According to our findings, it seems that this group (morphotypes) cannot be considered as two different species because firstly we have found many intermediate morphological and genetically forms among the specimens, which indicate possible gene flow and lack of reproductive isolation between them. Secondly, finding identical genotypes (100%) among different morphotypes that are P. sergenti and that P. similis in mtDNA (Moin-Vaziri et al. 2007) and ITS2 sequences support our morphological findings. Considering the molecular drive characteristic of ITS2-rDNA strongly indicated that these two morphotypes are not isolated reproductively. Moreover having found these two taxa sympatric in most provinces of Iran differs from taxonomic conception of subspecies. According to our data, we encountered with different morphologically populations of P. sergenti s.l. in Iran. In light of our results, it is too early to come to a final decision on taxonomic status of the species. More molecular, morphological, and hybridization studies between the two taxa, particularly between geographically distinct populations is necessary.

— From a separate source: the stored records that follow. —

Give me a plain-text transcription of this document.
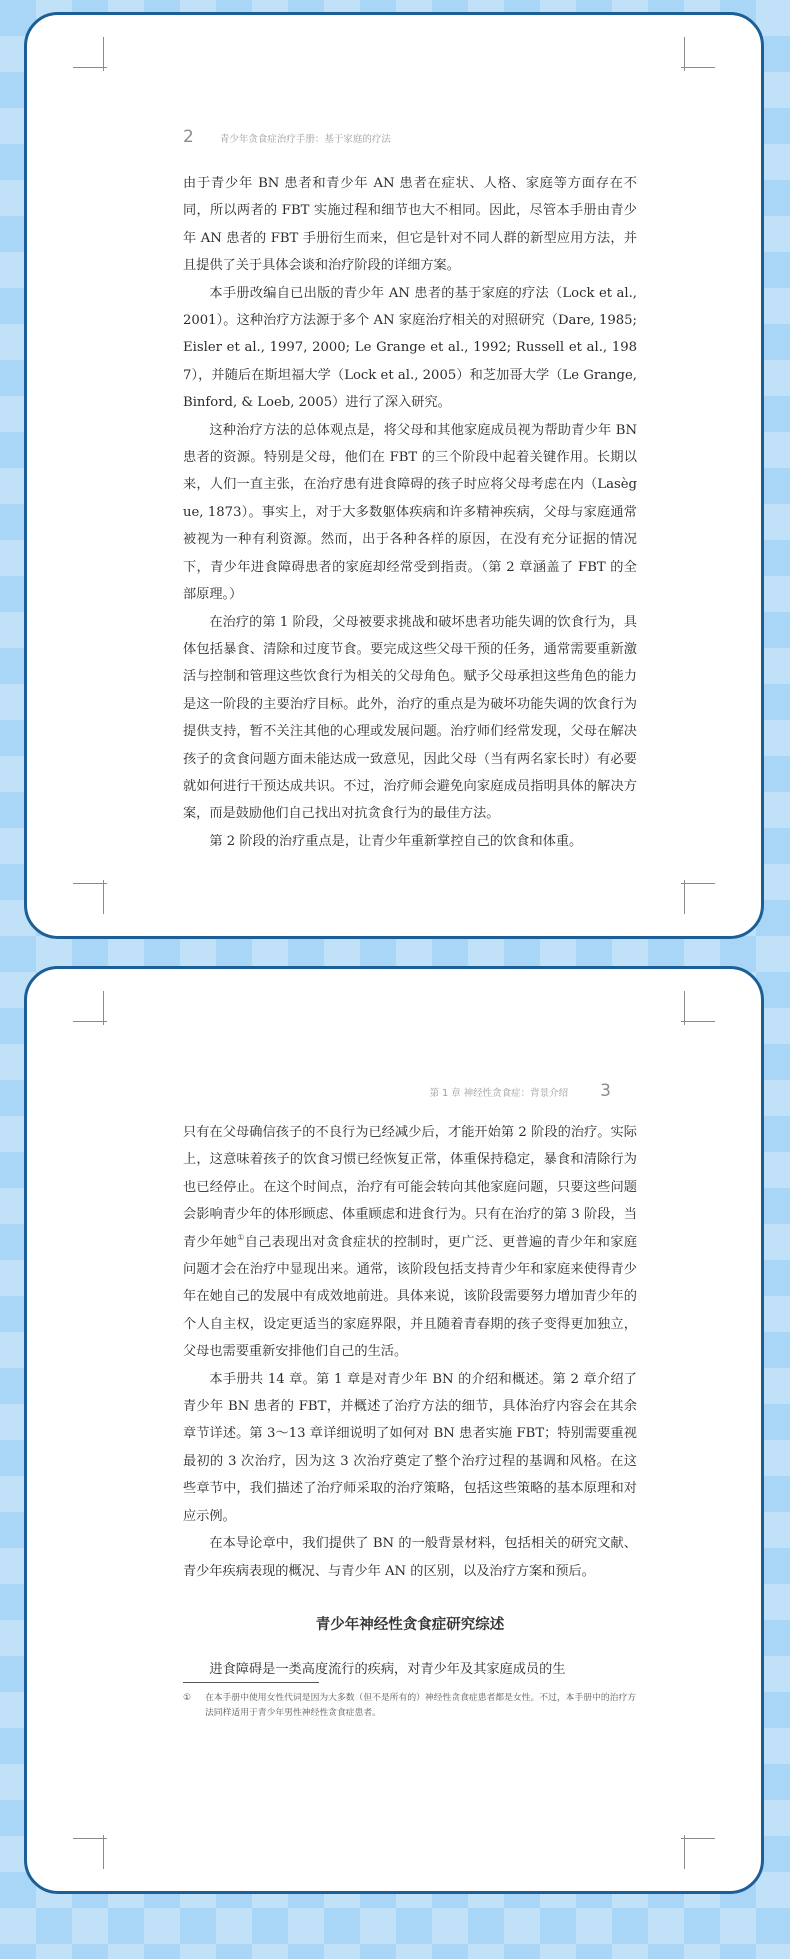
2	青少年贪食症治疗手册：基于家庭的疗法

由于青少年 BN 患者和青少年 AN 患者在症状、人格、家庭等方面存在不同，所以两者的 FBT 实施过程和细节也大不相同。因此，尽管本手册由青少年 AN 患者的 FBT 手册衍生而来，但它是针对不同人群的新型应用方法，并且提供了关于具体会谈和治疗阶段的详细方案。

本手册改编自已出版的青少年 AN 患者的基于家庭的疗法（Lock et al., 2001）。这种治疗方法源于多个 AN 家庭治疗相关的对照研究（Dare, 1985; Eisler et al., 1997, 2000; Le Grange et al., 1992; Russell et al., 1987），并随后在斯坦福大学（Lock et al., 2005）和芝加哥大学（Le Grange, Binford, & Loeb, 2005）进行了深入研究。

这种治疗方法的总体观点是，将父母和其他家庭成员视为帮助青少年 BN 患者的资源。特别是父母，他们在 FBT 的三个阶段中起着关键作用。长期以来，人们一直主张，在治疗患有进食障碍的孩子时应将父母考虑在内（Lasègue, 1873）。事实上，对于大多数躯体疾病和许多精神疾病，父母与家庭通常被视为一种有利资源。然而，出于各种各样的原因，在没有充分证据的情况下，青少年进食障碍患者的家庭却经常受到指责。（第 2 章涵盖了 FBT 的全部原理。）

在治疗的第 1 阶段，父母被要求挑战和破坏患者功能失调的饮食行为，具体包括暴食、清除和过度节食。要完成这些父母干预的任务，通常需要重新激活与控制和管理这些饮食行为相关的父母角色。赋予父母承担这些角色的能力是这一阶段的主要治疗目标。此外，治疗的重点是为破坏功能失调的饮食行为提供支持，暂不关注其他的心理或发展问题。治疗师们经常发现，父母在解决孩子的贪食问题方面未能达成一致意见，因此父母（当有两名家长时）有必要就如何进行干预达成共识。不过，治疗师会避免向家庭成员指明具体的解决方案，而是鼓励他们自己找出对抗贪食行为的最佳方法。

第 2 阶段的治疗重点是，让青少年重新掌控自己的饮食和体重。

第 1 章 神经性贪食症：背景介绍 3

只有在父母确信孩子的不良行为已经减少后，才能开始第 2 阶段的治疗。实际上，这意味着孩子的饮食习惯已经恢复正常，体重保持稳定，暴食和清除行为也已经停止。在这个时间点，治疗有可能会转向其他家庭问题，只要这些问题会影响青少年的体形顾虑、体重顾虑和进食行为。只有在治疗的第 3 阶段，当青少年她①自己表现出对贪食症状的控制时，更广泛、更普遍的青少年和家庭问题才会在治疗中显现出来。通常，该阶段包括支持青少年和家庭来使得青少年在她自己的发展中有成效地前进。具体来说，该阶段需要努力增加青少年的个人自主权，设定更适当的家庭界限，并且随着青春期的孩子变得更加独立，父母也需要重新安排他们自己的生活。

本手册共 14 章。第 1 章是对青少年 BN 的介绍和概述。第 2 章介绍了青少年 BN 患者的 FBT，并概述了治疗方法的细节，具体治疗内容会在其余章节详述。第 3～13 章详细说明了如何对 BN 患者实施 FBT；特别需要重视最初的 3 次治疗，因为这 3 次治疗奠定了整个治疗过程的基调和风格。在这些章节中，我们描述了治疗师采取的治疗策略，包括这些策略的基本原理和对应示例。

在本导论章中，我们提供了 BN 的一般背景材料，包括相关的研究文献、青少年疾病表现的概况、与青少年 AN 的区别，以及治疗方案和预后。

青少年神经性贪食症研究综述

进食障碍是一类高度流行的疾病，对青少年及其家庭成员的生

①	在本手册中使用女性代词是因为大多数（但不是所有的）神经性贪食症患者都是女性。不过，本手册中的治疗方法同样适用于青少年男性神经性贪食症患者。
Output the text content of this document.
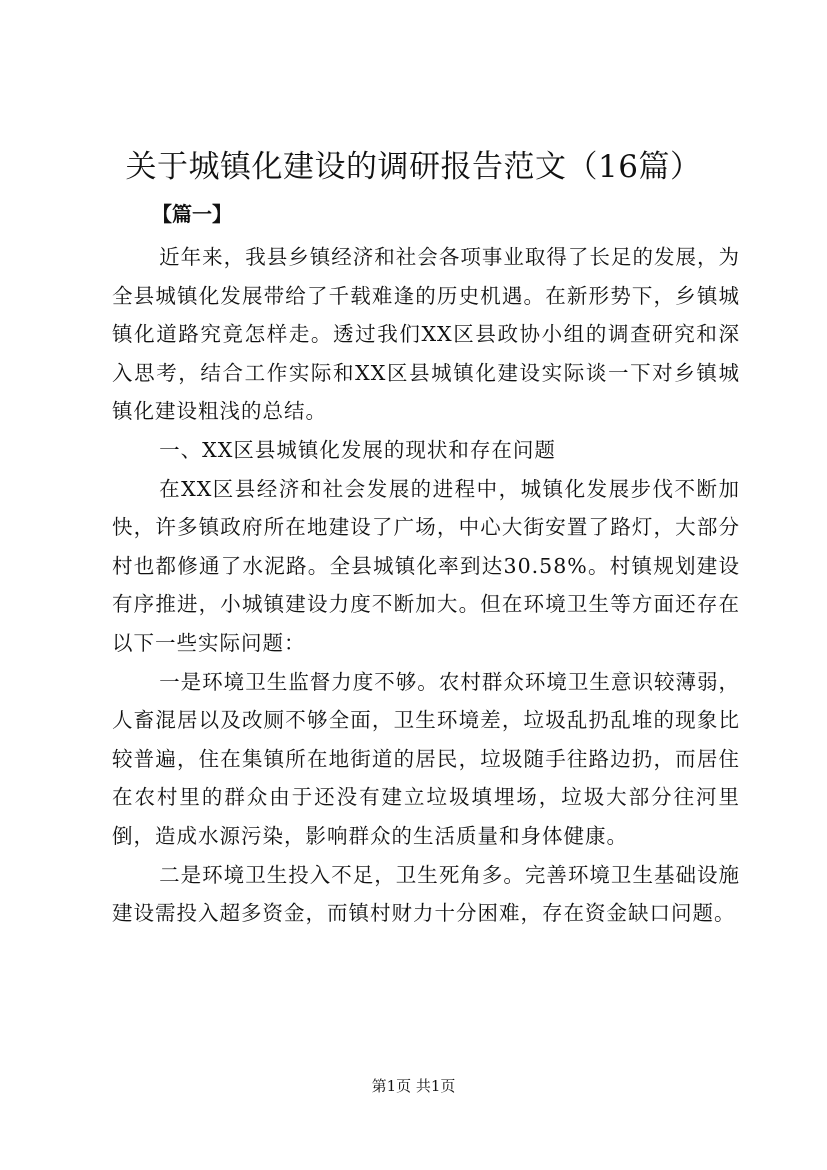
关于城镇化建设的调研报告范文（16篇）
【篇一】

近年来，我县乡镇经济和社会各项事业取得了长足的发展，为全县城镇化发展带给了千载难逢的历史机遇。在新形势下，乡镇城镇化道路究竟怎样走。透过我们XX区县政协小组的调查研究和深入思考，结合工作实际和XX区县城镇化建设实际谈一下对乡镇城镇化建设粗浅的总结。

一、XX区县城镇化发展的现状和存在问题

在XX区县经济和社会发展的进程中，城镇化发展步伐不断加快，许多镇政府所在地建设了广场，中心大街安置了路灯，大部分村也都修通了水泥路。全县城镇化率到达30.58%。村镇规划建设有序推进，小城镇建设力度不断加大。但在环境卫生等方面还存在以下一些实际问题：

一是环境卫生监督力度不够。农村群众环境卫生意识较薄弱，人畜混居以及改厕不够全面，卫生环境差，垃圾乱扔乱堆的现象比较普遍，住在集镇所在地街道的居民，垃圾随手往路边扔，而居住在农村里的群众由于还没有建立垃圾填埋场，垃圾大部分往河里倒，造成水源污染，影响群众的生活质量和身体健康。

二是环境卫生投入不足，卫生死角多。完善环境卫生基础设施建设需投入超多资金，而镇村财力十分困难，存在资金缺口问题。

第1页 共1页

In Iran, CLT is endemic in 14 foci located in 8 provinces restricted to large and medium sized cities in different parts of the country (Yaghoobi-Ershadi 2012).We identified three ITS2 lineages of P. sergenti which is in agreement to the ones identified using the mtDNA loci (Moin-Vaziri et al. 2007). Lineage NE and NCS correspond to the main foci of CLT in the country which included both typical and intermediate morphotypes of P. cf sergenti and P. cf similis. In other hand SW lineage exist in clean area of CLT. These findings warrant studies to examine if CLT is due to differences in the vectorial capacity of the P. sergenti s.l. lineages (NE/NCS versus SW) or other ecological and epidemiological factors are involved.

Conclusion

Phylogenetic sequence analysis revealed that most Iranian haplotypes were associated with the northeastern Mediterranean populations. Similar to the sequences of mtDNA COI gene, ITS2 sequences could not resolve P. sergenti from P. similis and did not support the possible existence of sibling species or subspecies within P. sergenti s.l.. More molecular studies on other genes or hybridization should be done to clarify the status of different morphotypes of mentioned species in Iran. Moreover, with regard to the importance of the epidemiology of leishmaniasis, further studies need to be performed on the possible role of these three morphotypes in the transmission of L. tropica.